The Basics of Geothermal Heating Systems

September 4, 2014

What would you say to an HVAC system that doesn’t take up space in your home, will keep your home comfortable all year round, uses very little electricity and has been around for over sixty years? Most people wouldn’t be able to name such a system. Even fewer would think something like this exists. Yet many custom homeowners are enjoying geothermal HVAC. Here are the basics of geothermal heating systems:

What is a Geothermal Heating System?

Geothermal HVAC uses the steady ground temperature to heat your home during the winter, cool your home during the summer, and provide hot water for daily uses. While outdoor weather temperatures fluctuate constantly, underground temperatures will stay a normal temperature from 45-degrees Fahrenheit to 75-degrees Fahrenheit depending on your latitude.

Geothermal HVAC systems consist of a heat pump and a loop system (closed-loop or open loop). The heat pump and adjoining ductwork become placed inside your home while the loop system is filled with water or an antifreeze solution and buried underground. Some geothermal systems can also be placed in water such as a pond or lake, or where there is a natural aquifer.

How Does The Geothermal HVAC System Work?

Geothermal heat pumps work like regular heat pumps, using high-pressure refrigerant to capture and move heat between the indoor area and the outdoor area. However, while your normal heating system gets its heat – or gets rid of its heat – from the outside air, geothermal heating systems transfer heat through its system which is buried in the ground. If you go deep enough, after all, the earth’s temperature is a steady 50 degrees, regardless of the temperature on the surface. Thus, you always have a way to pull heat into your home or dump it into the earth.

When you want to cool your home during the summer, the geothermal HVAC system draws the heat out of the rooms. It will disperse the heat into the ground or use the hot air to heat the water in your hot water tank (based on the system you have). When you want to heat your home during the winter, the underground loops absorb heat from the ground into the water or antifreeze mixture. Then the indoor heat pump compresses the heat to an even higher temperature to disperse it through ductwork in your home.

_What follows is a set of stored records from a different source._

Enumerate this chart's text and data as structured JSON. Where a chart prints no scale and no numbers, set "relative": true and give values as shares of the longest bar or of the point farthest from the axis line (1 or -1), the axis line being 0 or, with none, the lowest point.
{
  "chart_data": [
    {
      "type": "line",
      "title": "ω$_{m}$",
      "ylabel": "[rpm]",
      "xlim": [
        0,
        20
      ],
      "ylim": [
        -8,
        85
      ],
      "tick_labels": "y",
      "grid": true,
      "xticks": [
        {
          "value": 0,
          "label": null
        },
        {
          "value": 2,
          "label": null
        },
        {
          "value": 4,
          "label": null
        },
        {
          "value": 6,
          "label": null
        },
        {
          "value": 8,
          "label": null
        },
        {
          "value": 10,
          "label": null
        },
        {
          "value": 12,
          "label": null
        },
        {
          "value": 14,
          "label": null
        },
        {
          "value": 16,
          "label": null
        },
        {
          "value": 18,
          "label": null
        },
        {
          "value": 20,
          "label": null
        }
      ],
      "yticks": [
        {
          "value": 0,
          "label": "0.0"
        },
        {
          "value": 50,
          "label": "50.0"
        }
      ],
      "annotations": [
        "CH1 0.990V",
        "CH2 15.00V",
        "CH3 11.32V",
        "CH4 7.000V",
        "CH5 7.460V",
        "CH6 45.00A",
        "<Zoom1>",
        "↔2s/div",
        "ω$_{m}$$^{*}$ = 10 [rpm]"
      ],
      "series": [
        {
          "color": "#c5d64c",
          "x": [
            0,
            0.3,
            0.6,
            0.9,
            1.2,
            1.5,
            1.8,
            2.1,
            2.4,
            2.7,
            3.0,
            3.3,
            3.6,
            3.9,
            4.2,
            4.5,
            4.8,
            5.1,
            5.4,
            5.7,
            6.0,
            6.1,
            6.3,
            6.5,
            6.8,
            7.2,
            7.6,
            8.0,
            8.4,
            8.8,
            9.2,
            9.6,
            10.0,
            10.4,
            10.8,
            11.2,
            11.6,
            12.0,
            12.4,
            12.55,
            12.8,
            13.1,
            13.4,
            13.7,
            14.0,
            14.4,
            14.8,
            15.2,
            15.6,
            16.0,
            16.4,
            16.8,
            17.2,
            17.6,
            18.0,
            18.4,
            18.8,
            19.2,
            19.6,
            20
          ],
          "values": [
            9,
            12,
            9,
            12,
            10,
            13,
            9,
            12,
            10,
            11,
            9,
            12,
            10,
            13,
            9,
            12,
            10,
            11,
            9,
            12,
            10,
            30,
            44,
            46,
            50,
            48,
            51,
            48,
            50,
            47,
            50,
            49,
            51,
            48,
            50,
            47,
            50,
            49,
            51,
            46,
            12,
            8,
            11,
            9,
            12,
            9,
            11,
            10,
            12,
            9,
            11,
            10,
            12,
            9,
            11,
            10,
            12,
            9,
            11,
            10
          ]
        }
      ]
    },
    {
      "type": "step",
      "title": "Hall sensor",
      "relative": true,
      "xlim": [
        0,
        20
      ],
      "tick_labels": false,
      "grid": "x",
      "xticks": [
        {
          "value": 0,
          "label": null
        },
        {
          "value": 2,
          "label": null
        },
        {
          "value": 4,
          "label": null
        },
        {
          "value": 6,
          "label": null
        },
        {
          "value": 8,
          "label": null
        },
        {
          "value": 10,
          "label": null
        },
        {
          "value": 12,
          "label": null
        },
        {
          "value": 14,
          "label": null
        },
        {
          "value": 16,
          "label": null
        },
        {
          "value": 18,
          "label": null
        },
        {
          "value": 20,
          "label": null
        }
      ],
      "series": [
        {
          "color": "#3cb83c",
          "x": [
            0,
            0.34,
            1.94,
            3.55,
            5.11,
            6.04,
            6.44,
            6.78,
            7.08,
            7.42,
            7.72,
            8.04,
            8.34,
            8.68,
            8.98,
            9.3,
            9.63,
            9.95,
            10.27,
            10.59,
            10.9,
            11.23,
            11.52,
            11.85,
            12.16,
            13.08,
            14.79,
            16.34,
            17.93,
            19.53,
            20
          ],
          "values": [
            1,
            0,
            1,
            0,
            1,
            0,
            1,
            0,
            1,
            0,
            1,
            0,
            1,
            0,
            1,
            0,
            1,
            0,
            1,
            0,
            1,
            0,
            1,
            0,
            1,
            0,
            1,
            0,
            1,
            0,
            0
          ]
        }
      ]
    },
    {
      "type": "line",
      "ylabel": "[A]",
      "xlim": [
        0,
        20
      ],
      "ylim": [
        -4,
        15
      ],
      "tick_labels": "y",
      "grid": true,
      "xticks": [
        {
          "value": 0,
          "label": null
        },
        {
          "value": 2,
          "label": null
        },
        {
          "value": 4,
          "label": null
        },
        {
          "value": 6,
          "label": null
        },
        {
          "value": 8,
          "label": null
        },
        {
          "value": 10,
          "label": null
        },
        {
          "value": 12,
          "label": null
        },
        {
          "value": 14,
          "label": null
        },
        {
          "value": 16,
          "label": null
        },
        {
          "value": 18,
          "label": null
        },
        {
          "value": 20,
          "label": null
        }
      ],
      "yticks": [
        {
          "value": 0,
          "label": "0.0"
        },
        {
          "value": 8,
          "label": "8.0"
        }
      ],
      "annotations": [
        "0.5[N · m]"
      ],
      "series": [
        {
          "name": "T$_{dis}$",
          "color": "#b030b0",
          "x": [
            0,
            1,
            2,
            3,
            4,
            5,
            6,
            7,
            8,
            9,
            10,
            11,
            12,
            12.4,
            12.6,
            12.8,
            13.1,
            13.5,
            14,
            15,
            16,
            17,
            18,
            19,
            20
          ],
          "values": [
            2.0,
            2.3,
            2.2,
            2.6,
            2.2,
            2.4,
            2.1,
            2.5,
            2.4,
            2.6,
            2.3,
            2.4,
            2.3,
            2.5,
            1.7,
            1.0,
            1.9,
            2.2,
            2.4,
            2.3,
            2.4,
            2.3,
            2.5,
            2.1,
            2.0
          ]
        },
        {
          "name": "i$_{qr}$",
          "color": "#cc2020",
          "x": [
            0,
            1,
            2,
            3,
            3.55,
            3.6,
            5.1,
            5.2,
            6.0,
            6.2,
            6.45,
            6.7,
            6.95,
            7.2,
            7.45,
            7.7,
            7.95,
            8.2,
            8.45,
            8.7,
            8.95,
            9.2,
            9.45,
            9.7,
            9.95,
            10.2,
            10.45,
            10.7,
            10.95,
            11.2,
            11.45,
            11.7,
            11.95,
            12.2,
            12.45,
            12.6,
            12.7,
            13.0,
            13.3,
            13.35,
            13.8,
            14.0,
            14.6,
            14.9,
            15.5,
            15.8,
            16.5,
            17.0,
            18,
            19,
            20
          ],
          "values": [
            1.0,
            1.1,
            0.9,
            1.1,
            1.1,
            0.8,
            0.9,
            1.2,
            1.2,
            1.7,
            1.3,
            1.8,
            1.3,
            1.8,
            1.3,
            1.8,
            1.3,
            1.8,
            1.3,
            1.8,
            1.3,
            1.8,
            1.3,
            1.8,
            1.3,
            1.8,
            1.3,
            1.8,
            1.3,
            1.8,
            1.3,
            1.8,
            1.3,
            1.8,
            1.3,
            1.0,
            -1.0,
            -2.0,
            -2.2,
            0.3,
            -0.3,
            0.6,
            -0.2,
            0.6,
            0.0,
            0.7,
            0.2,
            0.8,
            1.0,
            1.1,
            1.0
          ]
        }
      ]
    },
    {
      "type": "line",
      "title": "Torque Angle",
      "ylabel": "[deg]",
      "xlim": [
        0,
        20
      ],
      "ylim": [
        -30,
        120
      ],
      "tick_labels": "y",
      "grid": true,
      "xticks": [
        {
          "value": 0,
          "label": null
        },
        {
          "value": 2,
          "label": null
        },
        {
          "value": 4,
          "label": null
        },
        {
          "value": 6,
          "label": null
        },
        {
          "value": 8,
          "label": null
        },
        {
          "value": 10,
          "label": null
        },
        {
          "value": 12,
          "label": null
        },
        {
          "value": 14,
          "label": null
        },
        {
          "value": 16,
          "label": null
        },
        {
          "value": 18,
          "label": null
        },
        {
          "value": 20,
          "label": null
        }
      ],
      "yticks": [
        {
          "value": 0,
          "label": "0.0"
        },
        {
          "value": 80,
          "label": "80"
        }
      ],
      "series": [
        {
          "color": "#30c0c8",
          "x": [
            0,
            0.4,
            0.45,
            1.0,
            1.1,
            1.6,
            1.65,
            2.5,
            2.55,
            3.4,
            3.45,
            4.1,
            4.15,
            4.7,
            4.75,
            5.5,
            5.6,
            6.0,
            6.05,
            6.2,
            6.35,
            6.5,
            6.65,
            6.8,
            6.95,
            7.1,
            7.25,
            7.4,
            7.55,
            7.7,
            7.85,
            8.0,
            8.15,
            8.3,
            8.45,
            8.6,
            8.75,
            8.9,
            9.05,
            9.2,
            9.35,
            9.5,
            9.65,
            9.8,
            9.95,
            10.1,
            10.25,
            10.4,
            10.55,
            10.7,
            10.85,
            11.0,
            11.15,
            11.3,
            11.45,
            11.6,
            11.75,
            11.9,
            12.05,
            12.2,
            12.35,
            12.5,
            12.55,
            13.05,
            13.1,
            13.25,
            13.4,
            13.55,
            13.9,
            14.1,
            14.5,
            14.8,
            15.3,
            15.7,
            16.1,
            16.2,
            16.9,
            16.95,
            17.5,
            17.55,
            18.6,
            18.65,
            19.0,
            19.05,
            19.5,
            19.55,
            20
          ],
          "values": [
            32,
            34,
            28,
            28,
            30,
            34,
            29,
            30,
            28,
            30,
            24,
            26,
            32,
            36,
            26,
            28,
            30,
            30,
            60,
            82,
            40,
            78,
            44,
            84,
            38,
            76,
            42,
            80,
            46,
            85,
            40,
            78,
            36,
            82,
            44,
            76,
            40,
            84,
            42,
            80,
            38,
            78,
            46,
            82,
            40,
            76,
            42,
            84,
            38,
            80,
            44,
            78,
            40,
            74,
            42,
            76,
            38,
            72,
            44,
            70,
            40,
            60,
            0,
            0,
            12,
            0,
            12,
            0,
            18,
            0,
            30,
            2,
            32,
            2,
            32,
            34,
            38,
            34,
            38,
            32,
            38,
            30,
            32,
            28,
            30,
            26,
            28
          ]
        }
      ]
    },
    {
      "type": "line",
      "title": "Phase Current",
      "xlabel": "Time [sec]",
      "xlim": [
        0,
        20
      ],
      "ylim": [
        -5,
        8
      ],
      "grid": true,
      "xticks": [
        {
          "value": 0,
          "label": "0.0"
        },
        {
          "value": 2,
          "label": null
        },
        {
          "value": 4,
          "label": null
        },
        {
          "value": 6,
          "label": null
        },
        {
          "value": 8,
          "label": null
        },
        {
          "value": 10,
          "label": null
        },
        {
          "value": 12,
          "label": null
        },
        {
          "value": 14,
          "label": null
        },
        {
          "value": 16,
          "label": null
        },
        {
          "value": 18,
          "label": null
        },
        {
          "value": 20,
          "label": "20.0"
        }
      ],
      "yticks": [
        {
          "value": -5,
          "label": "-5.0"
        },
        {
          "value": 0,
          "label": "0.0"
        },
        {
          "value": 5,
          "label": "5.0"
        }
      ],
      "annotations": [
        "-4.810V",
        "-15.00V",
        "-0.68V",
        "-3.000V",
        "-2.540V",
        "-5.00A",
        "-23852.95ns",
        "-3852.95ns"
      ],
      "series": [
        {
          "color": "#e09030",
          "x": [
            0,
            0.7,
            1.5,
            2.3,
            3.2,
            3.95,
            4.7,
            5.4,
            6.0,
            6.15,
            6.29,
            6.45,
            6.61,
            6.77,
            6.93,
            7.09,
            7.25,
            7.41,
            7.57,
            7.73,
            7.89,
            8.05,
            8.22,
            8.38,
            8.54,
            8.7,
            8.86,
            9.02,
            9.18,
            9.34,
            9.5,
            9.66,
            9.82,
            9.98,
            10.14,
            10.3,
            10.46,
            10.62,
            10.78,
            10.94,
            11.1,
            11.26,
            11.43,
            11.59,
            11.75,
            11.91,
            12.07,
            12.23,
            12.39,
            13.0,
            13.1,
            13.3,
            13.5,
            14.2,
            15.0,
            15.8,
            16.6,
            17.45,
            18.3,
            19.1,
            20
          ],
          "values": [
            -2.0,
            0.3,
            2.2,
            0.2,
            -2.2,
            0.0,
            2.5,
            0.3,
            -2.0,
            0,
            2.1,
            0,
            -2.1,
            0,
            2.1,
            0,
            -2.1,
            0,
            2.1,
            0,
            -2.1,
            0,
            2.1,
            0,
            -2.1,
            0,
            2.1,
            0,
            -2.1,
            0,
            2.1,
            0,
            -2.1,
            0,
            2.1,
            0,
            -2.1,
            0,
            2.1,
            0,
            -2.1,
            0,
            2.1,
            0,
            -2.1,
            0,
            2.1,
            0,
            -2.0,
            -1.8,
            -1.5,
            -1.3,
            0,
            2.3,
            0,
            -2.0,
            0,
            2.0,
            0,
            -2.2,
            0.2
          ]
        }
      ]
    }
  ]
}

Geothermal systems are useful and in many ways superior to their more common counterparts for a number of reasons. They do not produce noxious fumes and generally speaking, your home will smell fresher and cleaner for not having to deal with the chemicals that most heating and cooling systems entail. You will not have the noise pollution that often accompanies more complex environmental temperature control systems, either. Instead, you’re free to enjoy your comfortable, temperature-controlled home without any of these inconveniences.

Custom Homes Taking Advantage of Geothermal Heating Systems

When installed correctly by a qualified contractor and HVAC installer, these geothermal heating and cooling systems can last a lifetime. The HVAC system uses very little electricity to operate the heat pump, runs quietly, requires little maintenance and emits no greenhouse gases. For people interested in building a new home and have the sufficient amount of land, getting a geothermal HVAC system should be considered. You will be making a cost-effective choice while enjoying a more controlled air temperature inside your home no matter what the temperature is outside.